Sur le plateau, vous vous placez devant un immense écran LED qui affiche des paysages, des intérieurs ou des arrière-plans complexes en temps réel — c'est exactement ce que permet le procédé Nuoptix. Contrairement au greenscreen classique, où vous devez composer l'arrière-plan plus tard en post-production, vous voyez ici déjà sur le lieu de tournage ce qui se passe derrière. Les acteurs jouent devant un mur lumineux qui, grâce à un taux de rafraîchissement élevé et à des données de suivi de caméra précises, offre des images perspectivement correctes.

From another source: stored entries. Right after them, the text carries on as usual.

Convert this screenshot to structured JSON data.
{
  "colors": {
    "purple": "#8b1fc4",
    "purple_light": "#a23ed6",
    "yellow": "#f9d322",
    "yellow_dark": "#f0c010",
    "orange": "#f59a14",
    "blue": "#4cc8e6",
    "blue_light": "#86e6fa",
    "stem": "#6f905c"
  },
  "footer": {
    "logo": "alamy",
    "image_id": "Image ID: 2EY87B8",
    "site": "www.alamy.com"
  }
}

Le système capture la position de la caméra en temps réel et ajuste le contenu projeté de manière à éviter les erreurs de parallaxe — une prouesse technique qui ne trompe pas l'œil du spectateur par la suite.
L'avantage pratique est évident : les acteurs voient une lumière réelle sur leurs visages, peuvent ainsi réagir plus naturellement, et vous voyez immédiatement sur le moniteur à quoi ressemble la scène. Pas de reflet vert qui vous désoriente — un éclairage réel, des reflets réels. Les lumières du plateau travaillent avec l'arrière-plan au lieu de s'y opposer. Cela permet d'économiser un travail de correction massif en étalonnage et en compositing. L'avantage se manifeste particulièrement lors des prises de vues en mouvement, des perspectives de caméra extrêmes ou des scènes avec beaucoup de mouvement : la cohérence spatiale est garantie car le système suit constamment la caméra.
Le revers de la médaille réside dans le budget et la préparation. Vous avez besoin d'assets préfabriqués de haute qualité ou vous les faites produire spécialement — des rendus 3D ou des prises de vues réelles qui doivent fonctionner avec une latence minimale. L'écran LED lui-même est coûteux, l'infrastructure de suivi de caméra nécessite une technologie spécialisée. Le temps d'installation est considérable, et tous les producteurs n'ont pas accès à cette technologie. Pour un tournage guerrilla, c'est irréaliste ; pour un grand projet de studio avec un hall spécial — par exemple, de la science-fiction ou de la publicité automobile — cela a du sens.
Comparé au bluescreen classique ou au compositing VFX, vous avez besoin de moins de manipulation ultérieure ici, mais d'une planification précise en amont. Chaque plan, chaque angle de caméra doit être disponible en tant qu'asset ou fonctionner en rendu live. Vous ne travaillez pas avec la clé de couleur verte, mais avec une synchronisation exacte du matériel et du logiciel — marge d'erreur quasi nulle. Ceux qui utilisent ce procédé paient pour la rapidité et le réalisme sur le plateau ; ceux qui font du compositing classique paient plus tard en post-production. La décision dépend de la pression temporelle, du budget et de la complexité des scènes prévues.